Dame Helen Mirren is not someone you might associate with hip hop, but the great British thespian’s distinctive tones resounded through the Ziggo Dome in Amsterdam, imperiously overseeing the onstage action of American rapper Kendrick Lamar for the opening date of his European tour.
As the award-winning, multi-million-selling rap superstar bragged “I’m aloof Bhudda! I’m Christ with a shooter” to the noisy adoration of a 17,000-strong crowd, the Dame’s voice cut bossily through with a sharp edge of disappointment. “You’ve once again let your ego get the best of you.

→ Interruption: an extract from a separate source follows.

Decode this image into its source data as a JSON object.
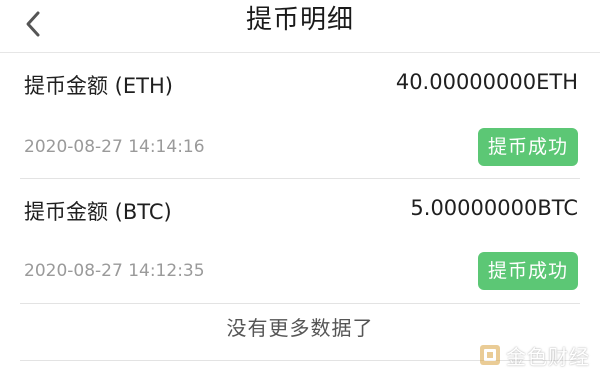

Must I remind you of how this went before?” Cue Lamar breaking into ironically braggadocious 2017 smash Humble, and the crowd going even wilder.
Mirren effectively voiced a therapist guiding the performer through a transformative psychoanalytical session where his complex internal world was vividly enacted onstage. The artful design was starkly monochromatic, with subtle deployment of mood-altering colour. A huge, cubist, white-draped mainstage was extended by a long catwalk with further stage points, across which the 35-year-old ranged with choreographed deliberation. There was not a move that had not been considered for intent and effect, from Lamar’s first appearance rapping the tortured solipsims of United In Grief to a ventriloquist’s dummy, to a pyrotechnical face off with his cousin Baby Kweem on Family Ties staged as a battle for competing loyalties to past and present values.
With a setlist constructed around this year’s long, complex, self-involved fifth album Mr. Morale and the Big Steppers, every song was given a subtly unique presentation. Lamar was spotlit to create shadowplays, pursued and boxed in by descending lights and shot full of arrows in the back. A team of dancers executed elaborate set pieces with a tone of cerebral modern ballet rather than pop culture’s usually more licentious pizzazz.
“It is time to take a Covid test,” Mirren sternly announced as four hazmat-suited dancers incarcerated the star in an opaque cube. “Oh no, it won’t be gentle. But this is for your own good.” As the cube filled with smoke and was slowly elevated above the crowd, Lamar battled back, rapping the gloriously optimistic Alright from 2015’s To Pimp a Butterfly.